Jezus de hogepriester van het Vernieuwde Verbond
God heeft Jezus aangesteld als de gezondene en de hogepriester van het Vernieuwde Verbond. In het Oude Verbond waren Aaron en zijn nakomelingen de priesters. Uit hun midden kwam ook de hogepriester voort. Jezus is geen nakomeling van Aaron, maar toch hogepriester omdat God hem heeft aangesteld zoals ook Melchizedek priester van JHWH was. De brief aan de Hebreeën gaat hier heel uitgebreid op in.

Heb. 3:1-2 – Daarom, heilige broeders, deelgenoten aan de hemelse roeping, let op de Apostel en Hogepriester van onze belijdenis: Christus Jezus. Hij is getrouw aan God, Die Hem aangesteld heeft, zoals ook Mozes trouw was in heel Zijn huis.

Het werk van de hogepriester
De hogepriester had een veelomvattende functie. Bij hem berustte het oppertoezicht over heel de eredienst en het priesterschap. In rechtszaken, die door de priesters moesten worden uitgevoerd, had de hogepriester de hoogste en de laatste uitspraak. Alleen hij mocht door de Urim en Tummim de wil van JHWH raadplegen. Hij was ook als enige gerechtigd om eens per jaar op Grote Verzoendag het Heilige der Heilige te betreden en daar bloed te sprenkelen op het deksel van de ark van het verbond. Hierdoor werden alle zonden van hem zelf en van het volk uitgewist en was er weer een open relatie met JHWH mogelijk.

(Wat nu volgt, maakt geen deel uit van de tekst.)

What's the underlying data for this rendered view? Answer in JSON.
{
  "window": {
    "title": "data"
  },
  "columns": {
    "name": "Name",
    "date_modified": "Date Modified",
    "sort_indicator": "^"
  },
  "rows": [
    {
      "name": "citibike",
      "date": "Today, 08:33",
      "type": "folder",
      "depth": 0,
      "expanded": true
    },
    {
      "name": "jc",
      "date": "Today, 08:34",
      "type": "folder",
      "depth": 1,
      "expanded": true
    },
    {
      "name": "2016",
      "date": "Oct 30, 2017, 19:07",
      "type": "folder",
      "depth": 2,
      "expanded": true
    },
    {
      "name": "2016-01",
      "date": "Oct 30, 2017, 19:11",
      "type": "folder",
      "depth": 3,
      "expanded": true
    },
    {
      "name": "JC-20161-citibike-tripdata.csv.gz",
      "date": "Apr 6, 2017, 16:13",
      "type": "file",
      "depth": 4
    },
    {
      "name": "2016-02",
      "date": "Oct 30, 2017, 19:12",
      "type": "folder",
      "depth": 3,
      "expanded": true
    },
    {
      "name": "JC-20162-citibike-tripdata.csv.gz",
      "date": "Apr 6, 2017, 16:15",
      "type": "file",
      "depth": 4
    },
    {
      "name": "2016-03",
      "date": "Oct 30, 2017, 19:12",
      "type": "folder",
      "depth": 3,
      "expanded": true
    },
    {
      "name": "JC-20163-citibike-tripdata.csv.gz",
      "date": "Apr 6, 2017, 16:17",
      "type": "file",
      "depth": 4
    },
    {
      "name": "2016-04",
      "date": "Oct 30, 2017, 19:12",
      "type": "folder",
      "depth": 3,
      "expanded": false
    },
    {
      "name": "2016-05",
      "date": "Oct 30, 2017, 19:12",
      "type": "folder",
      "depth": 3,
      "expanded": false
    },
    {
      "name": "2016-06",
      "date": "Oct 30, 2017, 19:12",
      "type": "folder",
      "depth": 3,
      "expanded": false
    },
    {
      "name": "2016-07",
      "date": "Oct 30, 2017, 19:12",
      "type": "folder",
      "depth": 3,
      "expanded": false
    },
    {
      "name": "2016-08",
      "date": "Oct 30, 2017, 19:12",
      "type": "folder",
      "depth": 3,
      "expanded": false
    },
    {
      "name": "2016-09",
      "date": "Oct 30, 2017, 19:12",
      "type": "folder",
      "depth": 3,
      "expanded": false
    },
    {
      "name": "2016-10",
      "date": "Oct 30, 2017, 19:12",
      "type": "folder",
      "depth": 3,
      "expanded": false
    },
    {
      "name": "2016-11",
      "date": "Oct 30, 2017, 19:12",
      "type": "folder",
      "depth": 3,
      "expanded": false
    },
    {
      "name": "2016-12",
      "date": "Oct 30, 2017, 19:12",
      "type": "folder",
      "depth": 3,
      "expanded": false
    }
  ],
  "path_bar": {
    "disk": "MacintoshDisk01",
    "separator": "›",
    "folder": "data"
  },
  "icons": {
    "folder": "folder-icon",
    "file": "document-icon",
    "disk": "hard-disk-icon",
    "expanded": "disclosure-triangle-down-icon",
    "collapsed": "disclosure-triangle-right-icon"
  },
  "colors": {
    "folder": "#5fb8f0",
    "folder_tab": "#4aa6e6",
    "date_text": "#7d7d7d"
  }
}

Kort samengevat: de hogepriester neemt de scheiding tussen JHWH en de Israëlieten weg. Deze scheiding was ontstaan omdat het volk Israël zich niet aan de afspraken van het verbond had gehouden. Jezus Messias als hogepriester is dus de weg tot God, maar hij is niet God de allerhoogste.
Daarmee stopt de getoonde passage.